I had barely even remembered the switch from stage to reality, but it's come back now you've said that! My abiding memory of the Olivier is that it had my favourite Constable of France. He was so beautifully done with the Dauphin and delivered the horse line best of anyone.
(My fave of the recorded versions was the BBC one, so I have been running true to form for just about forever, although tbf, we all actually voted that our favourite. I think because we were studying it and it's the most complete.)

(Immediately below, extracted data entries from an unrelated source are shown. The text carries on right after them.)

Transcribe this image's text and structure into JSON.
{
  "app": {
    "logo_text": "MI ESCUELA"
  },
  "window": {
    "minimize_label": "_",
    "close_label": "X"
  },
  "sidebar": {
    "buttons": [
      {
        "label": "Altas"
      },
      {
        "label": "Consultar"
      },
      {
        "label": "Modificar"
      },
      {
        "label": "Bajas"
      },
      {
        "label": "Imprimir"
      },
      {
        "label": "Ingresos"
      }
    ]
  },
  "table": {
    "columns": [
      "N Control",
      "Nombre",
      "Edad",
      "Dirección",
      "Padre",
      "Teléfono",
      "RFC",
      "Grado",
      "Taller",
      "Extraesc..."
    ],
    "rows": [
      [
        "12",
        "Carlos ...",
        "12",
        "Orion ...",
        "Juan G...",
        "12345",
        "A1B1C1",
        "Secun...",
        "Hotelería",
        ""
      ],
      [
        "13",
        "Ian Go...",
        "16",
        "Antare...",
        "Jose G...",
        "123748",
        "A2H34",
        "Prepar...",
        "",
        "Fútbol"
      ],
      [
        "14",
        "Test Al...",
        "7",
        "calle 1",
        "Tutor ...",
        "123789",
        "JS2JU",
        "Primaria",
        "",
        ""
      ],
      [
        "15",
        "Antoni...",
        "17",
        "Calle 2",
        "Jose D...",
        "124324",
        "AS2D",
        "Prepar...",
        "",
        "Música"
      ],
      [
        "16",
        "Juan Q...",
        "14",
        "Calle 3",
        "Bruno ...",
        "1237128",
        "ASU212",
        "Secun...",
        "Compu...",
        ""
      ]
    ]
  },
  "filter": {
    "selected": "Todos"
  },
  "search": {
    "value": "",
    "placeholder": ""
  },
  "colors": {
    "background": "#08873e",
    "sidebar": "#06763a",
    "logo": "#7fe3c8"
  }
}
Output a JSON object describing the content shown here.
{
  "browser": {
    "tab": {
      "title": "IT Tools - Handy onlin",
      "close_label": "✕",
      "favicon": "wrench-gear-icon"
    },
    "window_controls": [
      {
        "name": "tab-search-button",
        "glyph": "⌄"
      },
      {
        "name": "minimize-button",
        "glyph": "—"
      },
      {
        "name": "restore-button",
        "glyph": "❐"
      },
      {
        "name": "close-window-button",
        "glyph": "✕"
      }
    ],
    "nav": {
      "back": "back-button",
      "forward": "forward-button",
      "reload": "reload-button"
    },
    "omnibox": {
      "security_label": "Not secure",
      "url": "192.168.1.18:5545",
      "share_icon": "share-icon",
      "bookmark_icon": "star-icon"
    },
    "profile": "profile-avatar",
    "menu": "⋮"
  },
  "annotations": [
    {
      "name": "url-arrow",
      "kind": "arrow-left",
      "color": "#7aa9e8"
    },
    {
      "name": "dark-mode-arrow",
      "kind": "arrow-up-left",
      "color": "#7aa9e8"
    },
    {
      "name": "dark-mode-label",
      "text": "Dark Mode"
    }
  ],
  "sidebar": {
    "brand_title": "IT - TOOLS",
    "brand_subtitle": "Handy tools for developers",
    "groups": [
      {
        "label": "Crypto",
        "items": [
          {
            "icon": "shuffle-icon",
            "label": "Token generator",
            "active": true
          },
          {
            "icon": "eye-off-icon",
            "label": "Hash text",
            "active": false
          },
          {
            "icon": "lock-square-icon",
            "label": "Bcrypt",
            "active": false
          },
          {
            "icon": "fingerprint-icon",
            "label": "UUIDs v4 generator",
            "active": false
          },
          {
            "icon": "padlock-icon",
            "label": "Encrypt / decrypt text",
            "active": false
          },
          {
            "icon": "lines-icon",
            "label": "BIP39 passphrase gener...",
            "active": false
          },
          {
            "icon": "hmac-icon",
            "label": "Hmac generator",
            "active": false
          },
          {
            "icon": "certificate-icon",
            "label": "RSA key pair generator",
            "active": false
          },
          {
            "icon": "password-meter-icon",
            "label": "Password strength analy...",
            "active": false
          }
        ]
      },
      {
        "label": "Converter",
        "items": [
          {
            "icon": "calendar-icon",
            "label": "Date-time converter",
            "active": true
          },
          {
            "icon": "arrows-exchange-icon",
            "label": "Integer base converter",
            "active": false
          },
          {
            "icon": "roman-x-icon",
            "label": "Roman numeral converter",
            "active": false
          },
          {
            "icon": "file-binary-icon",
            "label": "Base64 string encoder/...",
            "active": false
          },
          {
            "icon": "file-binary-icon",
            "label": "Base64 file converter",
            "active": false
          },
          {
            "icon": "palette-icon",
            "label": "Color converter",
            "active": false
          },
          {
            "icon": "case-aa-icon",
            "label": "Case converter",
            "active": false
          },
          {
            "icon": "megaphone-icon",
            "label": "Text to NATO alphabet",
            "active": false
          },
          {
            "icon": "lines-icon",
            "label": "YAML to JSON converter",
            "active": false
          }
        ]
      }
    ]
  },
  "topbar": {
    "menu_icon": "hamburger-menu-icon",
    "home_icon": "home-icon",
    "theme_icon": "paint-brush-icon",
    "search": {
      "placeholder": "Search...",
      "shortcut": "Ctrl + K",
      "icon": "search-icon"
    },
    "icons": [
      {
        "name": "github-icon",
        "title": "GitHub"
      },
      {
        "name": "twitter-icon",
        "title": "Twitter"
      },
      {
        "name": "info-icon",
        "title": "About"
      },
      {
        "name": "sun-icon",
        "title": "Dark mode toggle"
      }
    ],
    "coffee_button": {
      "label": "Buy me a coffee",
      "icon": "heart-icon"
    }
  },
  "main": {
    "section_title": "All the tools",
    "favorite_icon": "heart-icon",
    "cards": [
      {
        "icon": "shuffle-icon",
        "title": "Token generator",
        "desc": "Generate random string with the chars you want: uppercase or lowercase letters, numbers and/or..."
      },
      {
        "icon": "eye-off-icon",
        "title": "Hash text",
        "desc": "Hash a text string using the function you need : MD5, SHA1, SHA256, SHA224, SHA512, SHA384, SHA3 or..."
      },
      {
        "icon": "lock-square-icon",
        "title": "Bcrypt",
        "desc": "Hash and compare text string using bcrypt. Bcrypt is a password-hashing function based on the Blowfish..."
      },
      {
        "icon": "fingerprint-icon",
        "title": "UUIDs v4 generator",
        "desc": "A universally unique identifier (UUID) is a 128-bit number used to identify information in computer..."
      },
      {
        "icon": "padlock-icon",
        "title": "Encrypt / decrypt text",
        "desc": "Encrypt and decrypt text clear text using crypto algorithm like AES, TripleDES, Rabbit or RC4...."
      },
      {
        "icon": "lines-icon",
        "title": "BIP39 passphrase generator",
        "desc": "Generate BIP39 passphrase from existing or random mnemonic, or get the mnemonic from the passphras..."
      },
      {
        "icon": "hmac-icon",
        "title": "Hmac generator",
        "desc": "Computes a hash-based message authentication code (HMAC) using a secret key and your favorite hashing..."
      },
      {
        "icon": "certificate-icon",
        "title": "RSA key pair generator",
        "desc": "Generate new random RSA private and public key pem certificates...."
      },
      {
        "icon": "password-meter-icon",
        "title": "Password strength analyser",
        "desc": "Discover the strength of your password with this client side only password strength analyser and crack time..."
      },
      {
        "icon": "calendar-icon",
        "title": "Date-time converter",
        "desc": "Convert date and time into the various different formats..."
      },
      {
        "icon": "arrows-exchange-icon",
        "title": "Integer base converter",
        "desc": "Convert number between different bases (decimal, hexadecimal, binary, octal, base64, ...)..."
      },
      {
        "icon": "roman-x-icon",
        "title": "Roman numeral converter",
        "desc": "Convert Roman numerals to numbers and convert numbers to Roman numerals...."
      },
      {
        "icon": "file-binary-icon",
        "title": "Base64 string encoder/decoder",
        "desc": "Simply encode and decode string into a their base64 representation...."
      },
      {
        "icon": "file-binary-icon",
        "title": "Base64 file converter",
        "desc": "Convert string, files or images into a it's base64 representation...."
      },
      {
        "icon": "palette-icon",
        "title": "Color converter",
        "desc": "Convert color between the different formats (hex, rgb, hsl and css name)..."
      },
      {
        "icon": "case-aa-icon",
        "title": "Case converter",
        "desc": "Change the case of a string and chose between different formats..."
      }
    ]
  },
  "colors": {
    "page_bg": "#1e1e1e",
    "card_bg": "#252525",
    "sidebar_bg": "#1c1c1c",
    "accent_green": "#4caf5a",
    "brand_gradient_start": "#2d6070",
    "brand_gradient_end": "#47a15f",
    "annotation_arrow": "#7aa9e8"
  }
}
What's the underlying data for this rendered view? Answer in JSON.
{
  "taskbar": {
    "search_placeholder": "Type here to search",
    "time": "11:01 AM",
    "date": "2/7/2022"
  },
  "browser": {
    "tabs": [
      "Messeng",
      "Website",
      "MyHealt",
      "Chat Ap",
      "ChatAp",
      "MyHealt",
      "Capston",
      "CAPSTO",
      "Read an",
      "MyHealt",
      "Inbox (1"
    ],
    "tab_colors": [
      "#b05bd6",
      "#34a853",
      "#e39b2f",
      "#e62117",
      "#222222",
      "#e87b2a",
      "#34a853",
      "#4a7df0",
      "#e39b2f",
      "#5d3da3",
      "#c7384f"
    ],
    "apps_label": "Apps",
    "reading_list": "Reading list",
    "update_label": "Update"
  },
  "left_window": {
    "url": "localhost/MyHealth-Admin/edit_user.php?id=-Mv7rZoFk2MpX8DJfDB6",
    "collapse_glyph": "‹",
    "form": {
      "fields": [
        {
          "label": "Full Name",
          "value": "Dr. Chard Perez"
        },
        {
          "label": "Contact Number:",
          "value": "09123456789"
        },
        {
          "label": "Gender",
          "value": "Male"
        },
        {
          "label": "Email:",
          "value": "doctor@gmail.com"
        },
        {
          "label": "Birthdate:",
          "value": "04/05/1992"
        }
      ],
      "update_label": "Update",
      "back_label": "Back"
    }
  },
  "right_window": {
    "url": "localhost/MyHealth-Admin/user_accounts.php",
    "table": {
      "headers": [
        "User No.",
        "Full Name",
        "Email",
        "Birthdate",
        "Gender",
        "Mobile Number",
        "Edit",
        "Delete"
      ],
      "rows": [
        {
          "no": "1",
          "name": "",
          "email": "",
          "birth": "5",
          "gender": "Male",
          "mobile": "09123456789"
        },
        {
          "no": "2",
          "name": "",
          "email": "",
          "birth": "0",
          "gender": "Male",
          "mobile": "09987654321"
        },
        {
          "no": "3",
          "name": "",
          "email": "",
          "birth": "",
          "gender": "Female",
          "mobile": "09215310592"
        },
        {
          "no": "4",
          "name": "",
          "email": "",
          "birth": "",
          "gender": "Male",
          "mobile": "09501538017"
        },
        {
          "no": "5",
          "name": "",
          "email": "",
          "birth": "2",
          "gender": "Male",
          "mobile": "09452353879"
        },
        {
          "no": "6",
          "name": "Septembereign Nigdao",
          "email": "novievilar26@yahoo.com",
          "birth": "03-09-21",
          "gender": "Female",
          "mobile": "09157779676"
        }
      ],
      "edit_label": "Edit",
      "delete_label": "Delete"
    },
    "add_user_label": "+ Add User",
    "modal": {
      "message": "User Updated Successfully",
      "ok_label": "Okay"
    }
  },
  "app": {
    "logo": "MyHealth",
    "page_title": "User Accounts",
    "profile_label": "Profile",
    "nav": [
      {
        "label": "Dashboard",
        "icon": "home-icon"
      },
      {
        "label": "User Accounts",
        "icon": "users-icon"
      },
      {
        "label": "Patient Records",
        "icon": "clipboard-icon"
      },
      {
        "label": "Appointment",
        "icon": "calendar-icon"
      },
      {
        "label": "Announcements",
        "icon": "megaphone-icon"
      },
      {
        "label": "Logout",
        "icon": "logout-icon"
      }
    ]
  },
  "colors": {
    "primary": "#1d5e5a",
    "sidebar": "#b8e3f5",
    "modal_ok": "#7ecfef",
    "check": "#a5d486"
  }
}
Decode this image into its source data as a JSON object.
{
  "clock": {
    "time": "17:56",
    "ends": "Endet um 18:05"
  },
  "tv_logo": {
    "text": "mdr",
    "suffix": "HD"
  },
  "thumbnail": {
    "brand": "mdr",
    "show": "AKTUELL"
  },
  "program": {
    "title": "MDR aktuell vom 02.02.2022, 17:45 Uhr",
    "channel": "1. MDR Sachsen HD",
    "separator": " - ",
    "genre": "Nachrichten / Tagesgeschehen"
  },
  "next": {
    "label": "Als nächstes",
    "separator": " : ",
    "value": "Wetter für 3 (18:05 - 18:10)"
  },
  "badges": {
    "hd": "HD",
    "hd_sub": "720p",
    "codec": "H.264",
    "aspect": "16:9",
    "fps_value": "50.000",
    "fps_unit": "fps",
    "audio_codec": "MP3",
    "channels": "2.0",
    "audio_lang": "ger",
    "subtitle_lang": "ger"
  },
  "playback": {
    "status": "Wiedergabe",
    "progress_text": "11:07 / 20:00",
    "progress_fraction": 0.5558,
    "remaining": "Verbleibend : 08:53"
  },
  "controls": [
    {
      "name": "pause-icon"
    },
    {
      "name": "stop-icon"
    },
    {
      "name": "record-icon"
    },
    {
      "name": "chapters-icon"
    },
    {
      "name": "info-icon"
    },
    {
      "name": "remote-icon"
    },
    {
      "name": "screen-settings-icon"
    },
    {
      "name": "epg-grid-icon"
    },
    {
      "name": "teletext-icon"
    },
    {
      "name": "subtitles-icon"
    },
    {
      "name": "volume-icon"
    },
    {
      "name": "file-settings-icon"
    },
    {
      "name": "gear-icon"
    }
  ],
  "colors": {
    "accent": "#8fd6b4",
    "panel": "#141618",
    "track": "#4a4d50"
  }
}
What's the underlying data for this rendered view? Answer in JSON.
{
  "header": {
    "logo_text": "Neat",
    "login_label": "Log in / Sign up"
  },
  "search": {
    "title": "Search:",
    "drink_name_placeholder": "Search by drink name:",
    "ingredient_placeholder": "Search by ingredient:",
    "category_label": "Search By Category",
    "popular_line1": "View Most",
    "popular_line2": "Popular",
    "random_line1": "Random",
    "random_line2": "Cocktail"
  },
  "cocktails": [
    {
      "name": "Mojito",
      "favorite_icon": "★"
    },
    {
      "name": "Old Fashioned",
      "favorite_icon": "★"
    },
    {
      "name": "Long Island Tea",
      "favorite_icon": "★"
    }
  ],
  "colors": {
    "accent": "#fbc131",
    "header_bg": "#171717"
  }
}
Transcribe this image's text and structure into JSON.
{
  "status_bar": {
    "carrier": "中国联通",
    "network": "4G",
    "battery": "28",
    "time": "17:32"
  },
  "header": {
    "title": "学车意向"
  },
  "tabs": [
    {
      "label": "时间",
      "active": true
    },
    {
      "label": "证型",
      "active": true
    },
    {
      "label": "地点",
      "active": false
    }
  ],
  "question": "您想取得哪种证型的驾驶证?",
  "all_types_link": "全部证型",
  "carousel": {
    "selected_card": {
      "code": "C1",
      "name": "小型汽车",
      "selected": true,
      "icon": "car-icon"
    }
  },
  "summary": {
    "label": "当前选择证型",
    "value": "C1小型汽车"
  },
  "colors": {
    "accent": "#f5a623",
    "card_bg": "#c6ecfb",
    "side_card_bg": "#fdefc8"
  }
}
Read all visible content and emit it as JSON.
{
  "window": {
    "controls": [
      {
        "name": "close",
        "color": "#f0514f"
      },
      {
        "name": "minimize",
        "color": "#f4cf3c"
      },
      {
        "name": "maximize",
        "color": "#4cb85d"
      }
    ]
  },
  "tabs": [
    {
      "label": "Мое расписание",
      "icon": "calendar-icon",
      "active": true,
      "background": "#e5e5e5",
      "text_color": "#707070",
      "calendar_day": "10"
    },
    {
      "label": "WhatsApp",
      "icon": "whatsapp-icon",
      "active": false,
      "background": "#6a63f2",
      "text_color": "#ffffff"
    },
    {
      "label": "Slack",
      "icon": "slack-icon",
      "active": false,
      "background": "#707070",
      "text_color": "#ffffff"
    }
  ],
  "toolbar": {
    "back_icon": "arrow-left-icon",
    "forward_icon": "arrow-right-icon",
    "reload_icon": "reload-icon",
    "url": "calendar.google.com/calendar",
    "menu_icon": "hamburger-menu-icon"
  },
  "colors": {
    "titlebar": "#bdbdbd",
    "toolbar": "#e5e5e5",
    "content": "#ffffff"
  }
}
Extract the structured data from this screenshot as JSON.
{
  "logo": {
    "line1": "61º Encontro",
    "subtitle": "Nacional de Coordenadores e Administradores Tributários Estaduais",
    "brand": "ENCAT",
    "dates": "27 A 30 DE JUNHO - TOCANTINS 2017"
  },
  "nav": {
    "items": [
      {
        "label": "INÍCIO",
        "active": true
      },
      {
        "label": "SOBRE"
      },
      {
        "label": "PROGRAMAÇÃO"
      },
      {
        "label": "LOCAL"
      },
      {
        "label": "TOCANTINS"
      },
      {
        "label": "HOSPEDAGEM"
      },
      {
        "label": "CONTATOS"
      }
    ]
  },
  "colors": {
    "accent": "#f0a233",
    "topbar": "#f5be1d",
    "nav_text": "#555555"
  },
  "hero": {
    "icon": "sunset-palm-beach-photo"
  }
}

The Stratford performance was excellent, though! The only thing I clearly remember is Tony Britton as Chorus, as a WWI veteran with a poppy in a long dark coat, and the fact that they started the play with that scene about Henry's right to France (or not), but played it as if everyone found it exciting, and it lifted the whole thing immediately. (I looked it up a few years ago, because knowing the date and the Tony Britton thing, I ought to be able to sure of it when I found it - and I saw Iain Glen! It would be more impressive if I could remember anything specifically about his performance, but hey. It's Henry V. If he hadn't been great, we wouldn't have enjoyed it.)
(Coincidentally, I have been watched Laurence Olivier this week as well, as I watched his (MIchael Elliott's) 1983 ITV King Lear, which also has Diana RIgg and Dorothy Tutin in.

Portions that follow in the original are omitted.